Chetwynd - A long life in the Rocky Mountains
A long life in the Rocky Mountains
Today, visitors to Chetwynd, B.C., can expect to find an established community nestled in the foothills of the eastern slopes of the Rocky Mountains; it is a place rich in both recreational activities and art.
But before the dozens of chainsaw carvings that distinguish the present-day town were ever set on display as public art, the area was an untamed ancient flood plain; the only carving that took place for early pioneers like Erna Maria Pruckl was carving out a new life in the entranceway to northeastern B.C.’s mighty Peace River country.
To impart to others the experience of pioneer life on Canada’s western frontier, Pruckl published an autobiographical book in April 2010 entitled A Journey Beyond: A Chronicle of Pioneer Life in Canada.
Through personal sketches and photos of the area, journal entries, letters and editorial commentary, Pruckl’s account conveys the sometimes joyful, sometimes heartbreaking and always adventurous experience of life as an early settler.
Raised in Vienna, Austria, Pruckl left the Viennese milieu of curtsies and bows to accompany her husband, petroleum engineer Franz Joseph Pruckl, to discover a new world—the Wild West of Canada.
The couple broke ties with Austria in 1951, arriving in Halifax and taking the train to Edmonton, where Franz would seek employment at the newly discovered Leduc oil findings. After two years of living and working amid Edmonton’s generally flat terrain, the Pruckls decided to take a trip on horseback to the Rocky Mountains.

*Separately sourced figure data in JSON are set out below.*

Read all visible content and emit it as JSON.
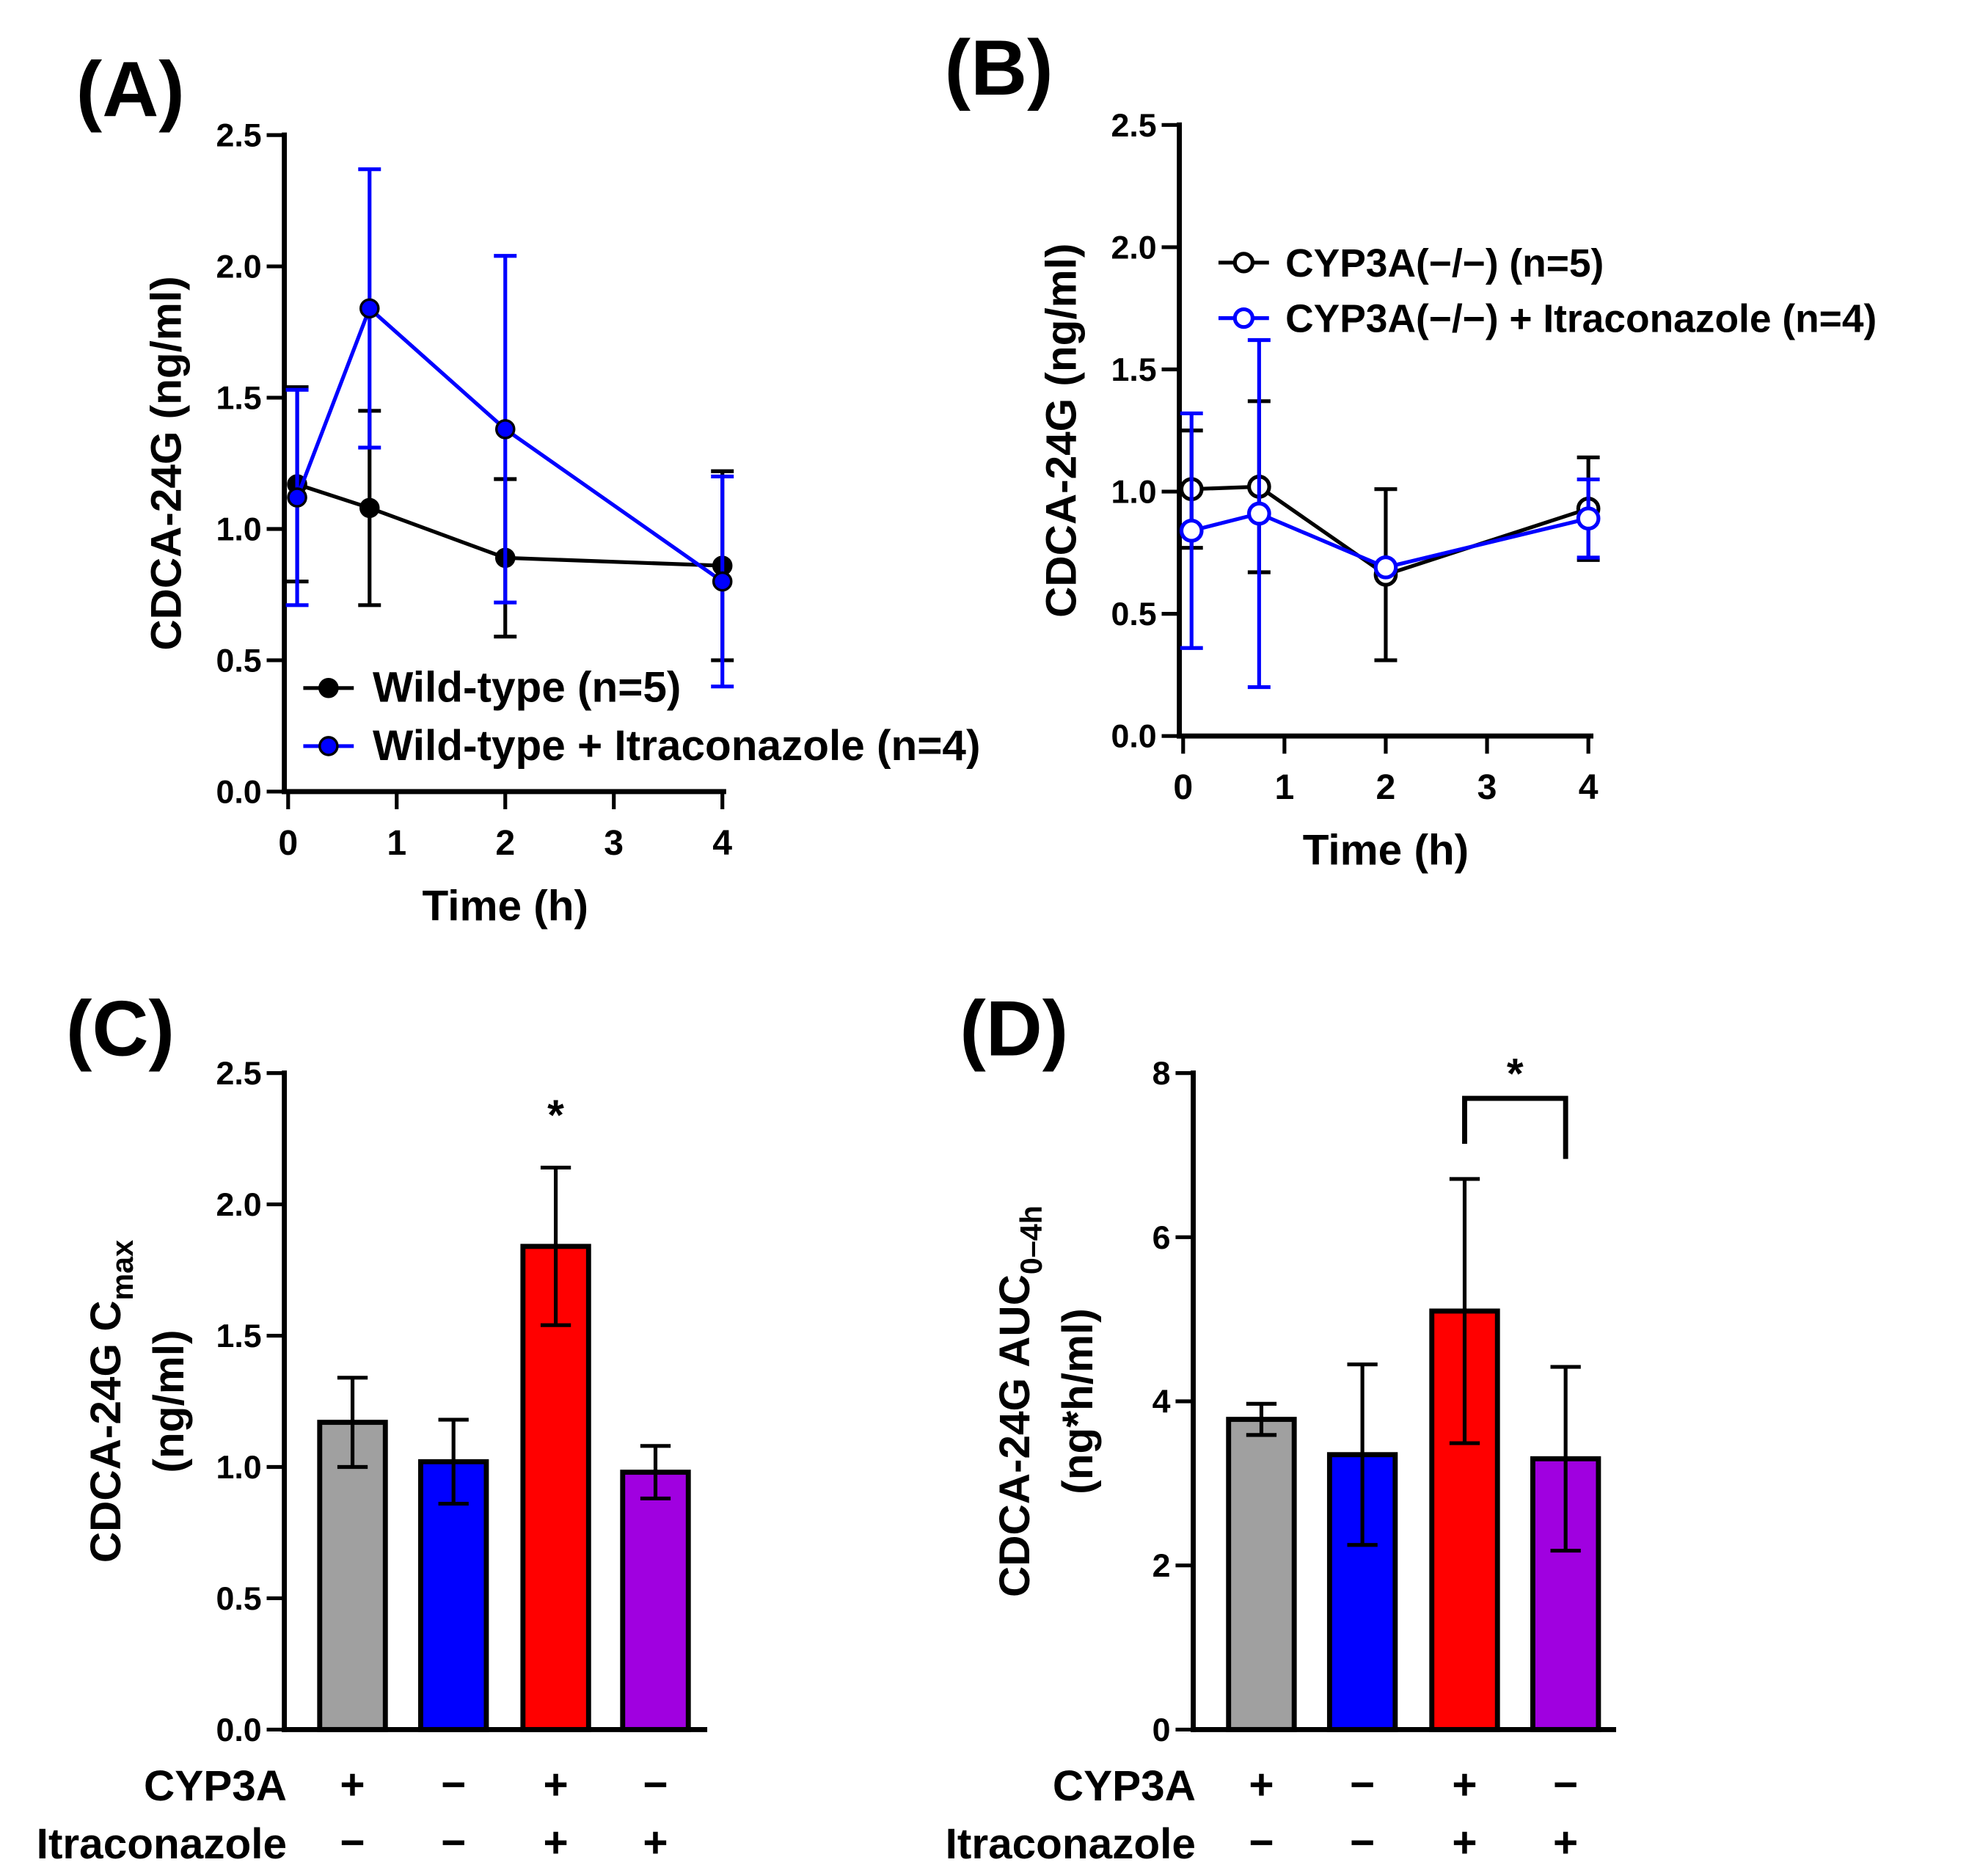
{
  "colors": {
    "black": "#000000",
    "blue": "#0000ff",
    "gray": "#a0a0a0",
    "red": "#ff0000",
    "purple": "#a000e0"
  },
  "chart_data": [
    {
      "panel": "(A)",
      "type": "line",
      "xlabel": "Time (h)",
      "ylabel": "CDCA-24G (ng/ml)",
      "xlim": [
        0,
        4
      ],
      "ylim": [
        0,
        2.5
      ],
      "xticks": [
        "0",
        "1",
        "2",
        "3",
        "4"
      ],
      "yticks": [
        "0.0",
        "0.5",
        "1.0",
        "1.5",
        "2.0",
        "2.5"
      ],
      "legend_position": "bottom",
      "x": [
        0.083,
        0.75,
        2,
        4
      ],
      "series": [
        {
          "name": "Wild-type (n=5)",
          "color": "#000000",
          "marker": "filled",
          "values": [
            1.17,
            1.08,
            0.89,
            0.86
          ],
          "error": [
            0.37,
            0.37,
            0.3,
            0.36
          ]
        },
        {
          "name": "Wild-type + Itraconazole (n=4)",
          "color": "#0000ff",
          "marker": "filled",
          "values": [
            1.12,
            1.84,
            1.38,
            0.8
          ],
          "error": [
            0.41,
            0.53,
            0.66,
            0.4
          ]
        }
      ]
    },
    {
      "panel": "(B)",
      "type": "line",
      "xlabel": "Time (h)",
      "ylabel": "CDCA-24G (ng/ml)",
      "xlim": [
        0,
        4
      ],
      "ylim": [
        0,
        2.5
      ],
      "xticks": [
        "0",
        "1",
        "2",
        "3",
        "4"
      ],
      "yticks": [
        "0.0",
        "0.5",
        "1.0",
        "1.5",
        "2.0",
        "2.5"
      ],
      "legend_position": "top-right",
      "x": [
        0.083,
        0.75,
        2,
        4
      ],
      "series": [
        {
          "name": "CYP3A(−/−) (n=5)",
          "color": "#000000",
          "marker": "open",
          "values": [
            1.01,
            1.02,
            0.66,
            0.93
          ],
          "error": [
            0.24,
            0.35,
            0.35,
            0.21
          ]
        },
        {
          "name": "CYP3A(−/−) + Itraconazole (n=4)",
          "color": "#0000ff",
          "marker": "open",
          "values": [
            0.84,
            0.91,
            0.69,
            0.89
          ],
          "error": [
            0.48,
            0.71,
            0.0,
            0.16
          ]
        }
      ]
    },
    {
      "panel": "(C)",
      "type": "bar",
      "ylabel": "CDCA-24G C",
      "ylabel_sub": "max",
      "ylabel2": "(ng/ml)",
      "ylim": [
        0,
        2.5
      ],
      "yticks": [
        "0.0",
        "0.5",
        "1.0",
        "1.5",
        "2.0",
        "2.5"
      ],
      "row_labels": [
        "CYP3A",
        "Itraconazole"
      ],
      "categories": [
        [
          "+",
          "−"
        ],
        [
          "−",
          "−"
        ],
        [
          "+",
          "+"
        ],
        [
          "−",
          "+"
        ]
      ],
      "values": [
        1.17,
        1.02,
        1.84,
        0.98
      ],
      "error": [
        0.17,
        0.16,
        0.3,
        0.1
      ],
      "bar_colors": [
        "#a0a0a0",
        "#0000ff",
        "#ff0000",
        "#a000e0"
      ],
      "annotation": "*"
    },
    {
      "panel": "(D)",
      "type": "bar",
      "ylabel": "CDCA-24G AUC",
      "ylabel_sub": "0–4h",
      "ylabel2": "(ng*h/ml)",
      "ylim": [
        0,
        8
      ],
      "yticks": [
        "0",
        "2",
        "4",
        "6",
        "8"
      ],
      "row_labels": [
        "CYP3A",
        "Itraconazole"
      ],
      "categories": [
        [
          "+",
          "−"
        ],
        [
          "−",
          "−"
        ],
        [
          "+",
          "+"
        ],
        [
          "−",
          "+"
        ]
      ],
      "values": [
        3.78,
        3.35,
        5.1,
        3.3
      ],
      "error": [
        0.19,
        1.1,
        1.61,
        1.12
      ],
      "bar_colors": [
        "#a0a0a0",
        "#0000ff",
        "#ff0000",
        "#a000e0"
      ],
      "annotation": "*"
    }
  ]
}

“The mountains were in our blood; we loved them,” said Pruckl. “With two saddle horses and one pack horse, we spent a whole summer and fall in the mountains, mostly living off the country. We loved the Rocky Mountains.”
After some consideration, the couple decided in 1954 to take another trip to the Rockies and look for land on which they could build a ranch. Heading north from Jasper National Park, Pruckl said, they ended up in British Columbia.
“We found a valley in the foothills of the Rockies,” she said. “It had exactly the characteristics we had in mind.”
Through hard work and perseverance the couple staked their land, built a successful big-game hunting business and raised a family on a horse and cattle ranch.
Over the years, Pruckl said, the untouched nature of the wilderness where she and her now-late husband built a life has given way to technical progress, with the community of Chetwynd growing into the delightful town that it is today.
“During the summer you find beautiful places for golfing, campgrounds, hiking trails, outstanding boating at Moberly Lake and the rivers all around,” said Pruckl, adding that ample opportunities for angling and canoeing as well as visits to the nearby Tumbler Ridge Dinosaur Discovery Museum and Kinuseo Falls make Chetwynd a worthy RV destination.
In the winter, Pruckl said, it’s a short drive to the ski slopes at the pass on Highway 97 going toward Prince George, and that snowboarding and snowmobiling plus ice hockey, figure skating, cross-country ski races and curling are all part of the winter fun.